What a treat - to sip a cup of assam in the Festival Hall ballroom while Senor Coconut y Su Conjunto play Kraftwerk cover versions - how modern can you get? If you never cared for the Dusseldorf innovators' oeuvre, which includes Showroom Dummies and Man Machine, you might dismiss the act, but the truth is that these early examples of electronic dance music are witty and stylish enough to bear their transformation into Latin-American cheese.
The band comprises seven white-shirted musicians plus Senor C himself - a coiffed 1970s icon in beige suit and sideburns, who coolly operates the sampled loops that provide the main pulse. Known as Uwe Schmidt to his mother, Coconut is a Chile-based percussionist and programmer from Frankfurt. The mainly Danish band add vocals, electric double bass, marimba, trumpet, tenor, congas and vibes/percussion; they really cook, with Brecker-ish sax breaks and whirring mallets. When Venezuelan singer Argenis Brito picked up the maracas, I was suddenly reminded of Jack Lemmon's delirious performance, in Some Like It Hot, of the great Edmundo Ros - and of every Latin band that was ever wheeled on to advance the plot of a movie, from Guys and Dolls to The Mask.
The strict tempos of ballroom dancing required musicians to play like automata. Kraftwerk's genius was to let the machines take the strain while remaking themselves as living sculptures. The double joke for Senor Coconut is that while the beat is a computerised given, his Danish compadres can have a ball, from the free-jazz pile-up of Autobahn to the extended vibes and timbales workout by the flame-haired virtuoso on Music Non-Stop.

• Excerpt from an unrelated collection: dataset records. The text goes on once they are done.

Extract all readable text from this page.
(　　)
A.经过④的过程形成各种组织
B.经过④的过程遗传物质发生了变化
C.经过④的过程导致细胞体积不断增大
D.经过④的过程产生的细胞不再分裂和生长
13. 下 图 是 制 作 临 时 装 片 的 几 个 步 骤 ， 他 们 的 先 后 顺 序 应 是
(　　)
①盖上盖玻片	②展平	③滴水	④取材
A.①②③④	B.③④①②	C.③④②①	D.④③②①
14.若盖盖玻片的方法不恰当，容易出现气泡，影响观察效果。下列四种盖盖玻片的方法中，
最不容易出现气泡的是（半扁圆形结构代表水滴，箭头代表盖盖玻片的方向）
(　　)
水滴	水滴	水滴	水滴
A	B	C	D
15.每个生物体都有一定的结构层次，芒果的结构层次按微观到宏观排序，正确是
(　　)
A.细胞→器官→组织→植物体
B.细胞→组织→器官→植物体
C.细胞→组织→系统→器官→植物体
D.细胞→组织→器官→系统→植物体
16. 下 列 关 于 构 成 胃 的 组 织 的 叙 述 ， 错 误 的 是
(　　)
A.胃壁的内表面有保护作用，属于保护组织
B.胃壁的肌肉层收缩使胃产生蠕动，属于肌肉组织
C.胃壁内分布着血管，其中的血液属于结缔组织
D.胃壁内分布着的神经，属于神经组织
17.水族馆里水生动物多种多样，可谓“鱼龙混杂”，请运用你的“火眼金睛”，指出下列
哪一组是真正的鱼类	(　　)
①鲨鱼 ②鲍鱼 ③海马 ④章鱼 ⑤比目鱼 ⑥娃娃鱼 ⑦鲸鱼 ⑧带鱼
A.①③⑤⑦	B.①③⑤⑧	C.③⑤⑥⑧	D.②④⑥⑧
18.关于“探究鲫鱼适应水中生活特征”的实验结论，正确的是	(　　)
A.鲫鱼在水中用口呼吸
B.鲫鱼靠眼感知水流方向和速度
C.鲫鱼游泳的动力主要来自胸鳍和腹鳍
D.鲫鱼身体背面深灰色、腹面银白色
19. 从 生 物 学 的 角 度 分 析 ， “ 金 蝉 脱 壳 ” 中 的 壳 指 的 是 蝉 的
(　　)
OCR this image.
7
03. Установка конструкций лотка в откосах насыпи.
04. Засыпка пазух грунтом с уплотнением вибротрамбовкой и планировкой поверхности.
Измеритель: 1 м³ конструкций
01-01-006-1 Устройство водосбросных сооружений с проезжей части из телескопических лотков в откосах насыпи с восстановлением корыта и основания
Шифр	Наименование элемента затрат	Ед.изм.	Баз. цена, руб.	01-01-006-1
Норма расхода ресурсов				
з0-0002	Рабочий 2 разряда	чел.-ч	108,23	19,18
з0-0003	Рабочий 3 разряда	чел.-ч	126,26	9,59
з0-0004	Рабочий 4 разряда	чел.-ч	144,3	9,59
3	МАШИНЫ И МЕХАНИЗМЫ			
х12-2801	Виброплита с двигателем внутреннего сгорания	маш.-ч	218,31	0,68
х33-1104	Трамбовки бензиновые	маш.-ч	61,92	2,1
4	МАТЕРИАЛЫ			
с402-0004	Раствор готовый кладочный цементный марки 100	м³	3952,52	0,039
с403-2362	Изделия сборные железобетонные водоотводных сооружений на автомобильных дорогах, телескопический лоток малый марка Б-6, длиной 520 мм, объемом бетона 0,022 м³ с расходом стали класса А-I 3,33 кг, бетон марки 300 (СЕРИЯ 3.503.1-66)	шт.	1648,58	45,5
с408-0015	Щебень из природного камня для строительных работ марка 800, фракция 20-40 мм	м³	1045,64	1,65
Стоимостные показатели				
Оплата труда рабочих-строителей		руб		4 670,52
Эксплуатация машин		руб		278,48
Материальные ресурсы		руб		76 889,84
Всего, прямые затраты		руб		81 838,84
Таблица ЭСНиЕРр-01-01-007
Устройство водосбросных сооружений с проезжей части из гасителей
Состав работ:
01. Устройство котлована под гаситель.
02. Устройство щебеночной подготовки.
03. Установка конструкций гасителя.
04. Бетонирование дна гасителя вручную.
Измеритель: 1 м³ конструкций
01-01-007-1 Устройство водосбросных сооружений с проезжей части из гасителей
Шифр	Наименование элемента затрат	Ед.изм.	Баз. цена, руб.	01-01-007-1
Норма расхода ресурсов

There is a tendency for Kraftwerk's songs to sound quite similar in chord construction and lyrical content, so the band wisely ring the changes with feel and speed changes. But who would have thought The Robots would be such perfect material for Senor Coconut's agenda? Brito smiles his charming smile without a hint of irony and croons a line that Spielberg should have used in AI: "We are the robots and we dance the cha-cha-cha."